4Department of Gastroenterology, Perelman School of Medicine, University of Pennsylvania, Philadelphia, PA, United States.
Abstract
Background/aims: Increasing evidence shows that non-alcoholic fatty liver disease (NAFLD) is associated with dysregulation of microvascular perfusion independently of established cardio-metabolic risk factors. We investigated whether hepatic manifestations of NAFLD such as liver fibrosis and liver fat are associated with microvascular hemodynamics through dysregulation of neurovascular control.
Methods: Microvascular dilator (post-occlusive reactive hyperemia) and sympathetically mediated constrictor (deep inspiratory breath-hold) responses were measured at the forearm and finger, respectively, using laser Doppler fluximetry. Non-linear complexity-based analysis was used to assess the information content and variability of the resting blood flux (BF) signals, attributable to oscillatory flow-motion activity, and over multiple sampling frequencies.

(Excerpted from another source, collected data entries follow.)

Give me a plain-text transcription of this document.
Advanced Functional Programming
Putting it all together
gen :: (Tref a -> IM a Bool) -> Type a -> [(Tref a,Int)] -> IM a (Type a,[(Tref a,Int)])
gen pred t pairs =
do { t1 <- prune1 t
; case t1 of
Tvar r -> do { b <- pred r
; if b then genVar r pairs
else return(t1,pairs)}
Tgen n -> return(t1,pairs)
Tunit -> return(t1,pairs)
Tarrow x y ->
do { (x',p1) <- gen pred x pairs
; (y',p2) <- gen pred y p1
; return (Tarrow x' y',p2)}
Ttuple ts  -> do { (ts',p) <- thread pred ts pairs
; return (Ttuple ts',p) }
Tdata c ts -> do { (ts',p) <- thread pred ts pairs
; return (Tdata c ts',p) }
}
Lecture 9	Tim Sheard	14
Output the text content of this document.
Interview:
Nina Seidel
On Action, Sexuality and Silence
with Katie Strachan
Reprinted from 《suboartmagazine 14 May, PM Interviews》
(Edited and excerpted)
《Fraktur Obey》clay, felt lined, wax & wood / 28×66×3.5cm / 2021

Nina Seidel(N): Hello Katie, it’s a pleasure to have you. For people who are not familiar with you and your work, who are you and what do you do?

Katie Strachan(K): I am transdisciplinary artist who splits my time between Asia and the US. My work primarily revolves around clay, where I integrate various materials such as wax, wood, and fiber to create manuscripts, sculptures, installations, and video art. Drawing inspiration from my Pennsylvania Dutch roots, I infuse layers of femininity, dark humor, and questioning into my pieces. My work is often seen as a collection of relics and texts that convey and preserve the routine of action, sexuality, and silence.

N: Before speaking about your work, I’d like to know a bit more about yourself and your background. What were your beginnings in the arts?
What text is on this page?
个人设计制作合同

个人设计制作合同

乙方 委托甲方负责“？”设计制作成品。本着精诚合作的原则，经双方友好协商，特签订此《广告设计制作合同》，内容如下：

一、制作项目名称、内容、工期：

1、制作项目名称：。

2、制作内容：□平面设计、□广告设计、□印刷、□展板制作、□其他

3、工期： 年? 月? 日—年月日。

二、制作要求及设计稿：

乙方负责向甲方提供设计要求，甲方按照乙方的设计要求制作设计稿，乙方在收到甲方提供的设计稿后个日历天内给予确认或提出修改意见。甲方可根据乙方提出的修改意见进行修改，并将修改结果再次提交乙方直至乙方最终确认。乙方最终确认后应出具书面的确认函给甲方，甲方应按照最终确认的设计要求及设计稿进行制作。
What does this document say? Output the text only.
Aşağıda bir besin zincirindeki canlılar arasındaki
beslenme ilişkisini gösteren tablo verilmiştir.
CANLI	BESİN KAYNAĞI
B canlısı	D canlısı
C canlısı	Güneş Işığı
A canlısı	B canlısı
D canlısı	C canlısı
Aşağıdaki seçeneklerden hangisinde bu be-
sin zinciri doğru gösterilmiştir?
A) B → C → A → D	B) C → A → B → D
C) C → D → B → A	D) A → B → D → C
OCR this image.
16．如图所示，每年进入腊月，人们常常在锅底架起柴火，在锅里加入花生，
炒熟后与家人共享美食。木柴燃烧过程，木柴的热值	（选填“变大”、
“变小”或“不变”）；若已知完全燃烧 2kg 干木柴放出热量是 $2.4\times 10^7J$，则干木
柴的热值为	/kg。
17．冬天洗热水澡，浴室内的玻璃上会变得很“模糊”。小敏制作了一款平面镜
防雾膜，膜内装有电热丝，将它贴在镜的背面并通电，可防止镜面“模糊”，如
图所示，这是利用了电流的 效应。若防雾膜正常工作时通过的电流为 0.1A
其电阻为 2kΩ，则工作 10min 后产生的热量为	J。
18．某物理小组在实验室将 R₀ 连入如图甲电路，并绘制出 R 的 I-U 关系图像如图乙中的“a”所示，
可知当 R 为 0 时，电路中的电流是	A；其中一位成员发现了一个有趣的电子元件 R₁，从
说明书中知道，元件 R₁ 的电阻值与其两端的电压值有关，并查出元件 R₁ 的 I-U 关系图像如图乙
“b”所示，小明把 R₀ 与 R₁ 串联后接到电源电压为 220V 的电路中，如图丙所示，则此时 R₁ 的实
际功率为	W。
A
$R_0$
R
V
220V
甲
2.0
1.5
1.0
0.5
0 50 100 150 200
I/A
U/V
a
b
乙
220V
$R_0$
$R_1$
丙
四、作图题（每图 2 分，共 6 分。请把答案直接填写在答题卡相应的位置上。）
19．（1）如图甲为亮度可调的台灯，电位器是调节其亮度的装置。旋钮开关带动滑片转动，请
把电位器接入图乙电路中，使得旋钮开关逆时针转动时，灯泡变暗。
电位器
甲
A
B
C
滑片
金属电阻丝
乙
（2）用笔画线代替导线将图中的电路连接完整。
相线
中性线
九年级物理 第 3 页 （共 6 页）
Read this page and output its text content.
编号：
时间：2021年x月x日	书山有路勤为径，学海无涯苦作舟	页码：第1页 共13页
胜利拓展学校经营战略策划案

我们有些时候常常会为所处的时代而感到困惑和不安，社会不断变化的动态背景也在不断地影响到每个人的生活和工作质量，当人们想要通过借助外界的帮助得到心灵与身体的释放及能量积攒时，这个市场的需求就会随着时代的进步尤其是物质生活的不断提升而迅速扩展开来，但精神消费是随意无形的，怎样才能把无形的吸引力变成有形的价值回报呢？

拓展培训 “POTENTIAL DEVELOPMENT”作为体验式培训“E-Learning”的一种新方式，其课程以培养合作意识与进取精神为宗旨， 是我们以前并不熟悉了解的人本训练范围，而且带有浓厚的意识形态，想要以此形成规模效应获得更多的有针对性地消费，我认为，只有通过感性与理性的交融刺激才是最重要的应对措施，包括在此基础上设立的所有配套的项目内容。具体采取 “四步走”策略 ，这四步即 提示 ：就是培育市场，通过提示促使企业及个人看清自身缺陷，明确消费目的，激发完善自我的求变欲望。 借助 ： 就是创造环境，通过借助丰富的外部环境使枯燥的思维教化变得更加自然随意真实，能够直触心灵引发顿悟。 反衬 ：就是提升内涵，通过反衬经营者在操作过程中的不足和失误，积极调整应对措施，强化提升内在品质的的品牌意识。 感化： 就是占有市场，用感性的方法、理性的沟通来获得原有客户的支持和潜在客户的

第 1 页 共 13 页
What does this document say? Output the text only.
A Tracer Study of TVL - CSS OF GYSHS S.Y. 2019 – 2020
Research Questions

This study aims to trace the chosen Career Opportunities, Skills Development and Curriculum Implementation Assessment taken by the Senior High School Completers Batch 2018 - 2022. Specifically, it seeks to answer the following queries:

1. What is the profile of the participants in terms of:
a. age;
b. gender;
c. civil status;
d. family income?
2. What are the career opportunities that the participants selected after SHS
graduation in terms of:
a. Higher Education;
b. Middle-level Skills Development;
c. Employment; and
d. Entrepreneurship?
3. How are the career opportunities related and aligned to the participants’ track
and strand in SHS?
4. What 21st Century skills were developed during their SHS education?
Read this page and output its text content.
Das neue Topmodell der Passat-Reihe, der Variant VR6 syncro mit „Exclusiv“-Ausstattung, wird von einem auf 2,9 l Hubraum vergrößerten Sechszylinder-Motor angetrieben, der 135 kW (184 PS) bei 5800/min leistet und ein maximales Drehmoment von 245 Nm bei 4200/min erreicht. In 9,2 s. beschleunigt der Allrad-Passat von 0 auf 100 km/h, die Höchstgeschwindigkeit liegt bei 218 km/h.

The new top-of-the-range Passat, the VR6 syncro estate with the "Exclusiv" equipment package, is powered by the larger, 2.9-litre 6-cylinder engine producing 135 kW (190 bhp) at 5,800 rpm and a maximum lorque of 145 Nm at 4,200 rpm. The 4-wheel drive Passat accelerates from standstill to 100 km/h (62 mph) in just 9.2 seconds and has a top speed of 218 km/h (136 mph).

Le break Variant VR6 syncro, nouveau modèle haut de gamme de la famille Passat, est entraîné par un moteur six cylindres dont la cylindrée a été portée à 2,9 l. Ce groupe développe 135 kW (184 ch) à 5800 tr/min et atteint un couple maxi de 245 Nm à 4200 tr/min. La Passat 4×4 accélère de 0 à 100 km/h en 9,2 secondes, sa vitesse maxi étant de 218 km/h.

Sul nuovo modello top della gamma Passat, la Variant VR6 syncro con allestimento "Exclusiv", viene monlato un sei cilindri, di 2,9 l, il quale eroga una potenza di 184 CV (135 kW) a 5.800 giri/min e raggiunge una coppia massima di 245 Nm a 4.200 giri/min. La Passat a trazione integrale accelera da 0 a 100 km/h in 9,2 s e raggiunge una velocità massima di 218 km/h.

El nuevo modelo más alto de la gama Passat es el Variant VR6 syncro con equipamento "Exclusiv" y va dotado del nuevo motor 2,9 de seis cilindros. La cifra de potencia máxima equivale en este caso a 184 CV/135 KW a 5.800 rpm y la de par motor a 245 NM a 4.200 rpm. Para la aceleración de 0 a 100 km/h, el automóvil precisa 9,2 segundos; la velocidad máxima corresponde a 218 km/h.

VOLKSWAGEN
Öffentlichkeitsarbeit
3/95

Results: Measurements were made in 189 adults (113 men) with NAFLD, with (n = 65) and without (n = 124) type 2 diabetes mellitus (T2DM), age = 50.9 ± 11.7 years (mean ± SD). Microvascular dilator and constrictor capacity were both negatively associated with age (r = -0.178, p = 0.014, and r = -0.201, p = 0.007, respectively) and enhanced liver fibrosis (ELF) score (r = -0.155, p = 0.038 and r = -0.418, p < 0.0001, respectively). There was no association with measures of liver fat, obesity or T2DM. Lempel-Ziv complexity (LZC) and sample entropy (SE) of the BF signal measured at the two skin sites were associated negatively with age (p < 0.01 and p < 0.001) and positively with ELF score (p < 0.05 and p < 0.0001). In individuals with an ELF score ≥7.8 the influence of both neurogenic and respiratory flow-motion activity on LZC was up-rated (p < 0.0001).
Conclusion: Altered microvascular network functionality occurs in adults with NAFLD suggesting a mechanistic role for dysregulated neurovascular control in individuals at risk of severe liver fibrosis.